Cuando quedaron solos, Bill pidió a Evelyn que se sentara y dejase a un lado las agujas y el perpetuo tejido de lana azul. Debía concentrarse en lo que iba a decirle. El rostro de Bill vibraba de tensión; su mirada era como fuego. Ella obedeció, expectante. Presentía que en unos minutos nada volvería a ser igual.

• • •

En la madrugada ingresaron en el muelle de Galveston quince hombres con trajes térmicos bajo el disfraz de estibadores y ayudaron a cargar los cubos refrigerados en los camiones que habían llegado de Little Spring. El procedimiento calcaba la técnica de otros desembarcos. La tarea fue supervisada por agentes de la aduana que parecían desconfiar aún, pese al resultado negativo de su investigación. La actitud hosca de esos vistas puso nerviosos a los Héroes, que, como había sucedido otras veces, debían aguardar con paciencia, con los documentos en la mano. Los conductores se mantenían junto a la cabina del camión y algunos ya se hallaban sentados al volante, listos para correr hacia la fortaleza y retornar al amparo de su jefe.

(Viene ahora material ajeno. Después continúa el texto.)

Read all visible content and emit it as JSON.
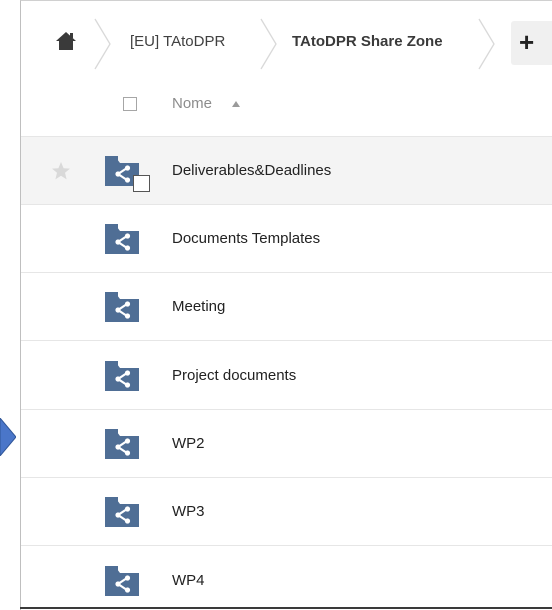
{
  "colors": {
    "folder": "#4f6e95",
    "nav_arrow": "#4a76c9",
    "row_hover": "#f4f4f4"
  },
  "breadcrumb": {
    "home_icon": "home-icon",
    "items": [
      {
        "label": "[EU] TAtoDPR"
      },
      {
        "label": "TAtoDPR Share Zone"
      }
    ],
    "add_label": "+"
  },
  "header": {
    "name_label": "Nome",
    "sort_icon": "sort-ascending-icon"
  },
  "rows": [
    {
      "name": "Deliverables&Deadlines"
    },
    {
      "name": "Documents Templates"
    },
    {
      "name": "Meeting"
    },
    {
      "name": "Project documents"
    },
    {
      "name": "WP2"
    },
    {
      "name": "WP3"
    },
    {
      "name": "WP4"
    }
  ]
}
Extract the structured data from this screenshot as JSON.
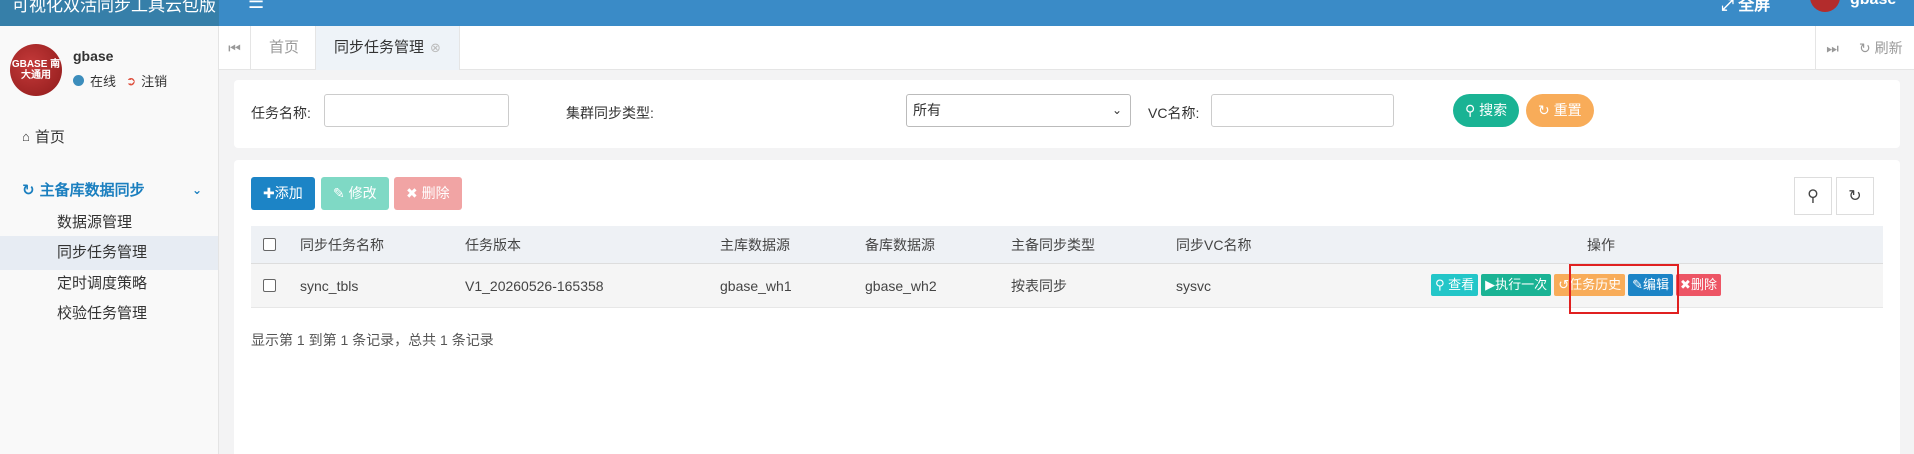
{
  "header": {
    "brand": "可视化双活同步工具云包版",
    "menu_icon": "hamburger-icon",
    "fullscreen_label": "全屏",
    "user": "gbase"
  },
  "sidebar": {
    "avatar_text": "GBASE 南大通用",
    "user_name": "gbase",
    "status_online": "在线",
    "logout": "注销",
    "home": "首页",
    "group_label": "主备库数据同步",
    "sub_items": [
      "数据源管理",
      "同步任务管理",
      "定时调度策略",
      "校验任务管理"
    ],
    "active_index": 1
  },
  "tabs": {
    "items": [
      "首页",
      "同步任务管理"
    ],
    "active": "同步任务管理",
    "refresh": "刷新"
  },
  "search": {
    "task_name_label": "任务名称:",
    "cluster_type_label": "集群同步类型:",
    "cluster_type_value": "所有",
    "vc_name_label": "VC名称:",
    "search_btn": "搜索",
    "reset_btn": "重置"
  },
  "toolbar": {
    "add": "添加",
    "edit": "修改",
    "delete": "删除"
  },
  "table": {
    "columns": [
      "同步任务名称",
      "任务版本",
      "主库数据源",
      "备库数据源",
      "主备同步类型",
      "同步VC名称",
      "操作"
    ],
    "rows": [
      {
        "name": "sync_tbls",
        "version": "V1_20260526-165358",
        "primary": "gbase_wh1",
        "standby": "gbase_wh2",
        "sync_type": "按表同步",
        "vc": "sysvc"
      }
    ],
    "actions": [
      "查看",
      "执行一次",
      "任务历史",
      "编辑",
      "删除"
    ]
  },
  "pager": "显示第 1 到第 1 条记录，总共 1 条记录",
  "colors": {
    "header": "#3a8bc7",
    "green": "#1ab394",
    "orange": "#f8ac59",
    "blue": "#1c84c6",
    "red": "#ed5565",
    "highlight": "#e02020"
  }
}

A medida que los depósitos se llenaban eran cerradas las puertas de metal. Ni los conductores del camión ni los vistas de aduana captaron los pases de ilusionista que realizaron los quince estibadores para quedarse escondidos con su disimulado armamento entre las cajas de camarones congelados.

Cuando se encendía la esperada luz verde, los camiones empezaban a moverse simulando calma y enfilaban hacia la salida del muelle. En pocos minutos dejaban atrás el puerto y la égida de la ciudad de Galveston. La ruta libre de Texas les brindó oxígeno; apretaron el acelerador. Tanto al rancho como a la oficina de Roland Mutt llegaron mensajes sobre la destrabada marcha. En ambos destinos cundió la satisfacción por el desenlace de esa etapa crucial.

Cuando los camiones se aproximaron al cerco, los guardias efectuaron la inspección de rutina. Los pocos hombres que habían permanecido en la fortaleza verificaron la identidad de los Héroes sentados en la cabina de cada transporte. Se saludaron con familiaridad y accionaron la botonera; el pórtico blindado se corrió eléctricamente. La desordenada caravana ingresó en el perímetro y giró para que su contenido pudiera ser descargado y seleccionado por la gente que esperaba junto a las camionetas. Este trabajo era el más pesado y lo realizarían los hombres musculosos. En efecto, las cajas correspondientes a los auténticos alimentos congelados se apilaron junto a cada camión para volver a cargarlas luego y llevarlas a los mercados donde ya habían sido vendidas; en cambio, las cajas de cocaína —disimuladas entre las otras— se ordenaron en las camionetas que arrancaban hacia la parte posterior del edificio, rumbo a los establos. Allí aguardaban otros hombres, pero fundamentalmente niños y mujeres. La razón era obvia: todos debían participar en la epopeya para sentirse protagonistas; aquella actividad era motivadora y la supervisaba el Cielo. Tanto las mujeres como los niños gozaban del ruidoso descenso del montacargas y el ordenamiento excitante en los corredores subterráneos.

Mientras esto ocurría, Damián recibió dos llamadas telefónicas.

Al instante reconoció en la primera a la voz de Evelyn, notoriamente exaltada. Sus palabras confundían al Señor de los cielos con su hija, a su marido consigo misma, la necesidad de hablarle y la certeza de que un espía la estaba escuchando. Pero no le importaba qué le sucedería a ella. Mónica estaba en peligro. Mónica. Sus frases tropezaban unas con otras como la multitud en un incendio. Damián tuvo que gritarle.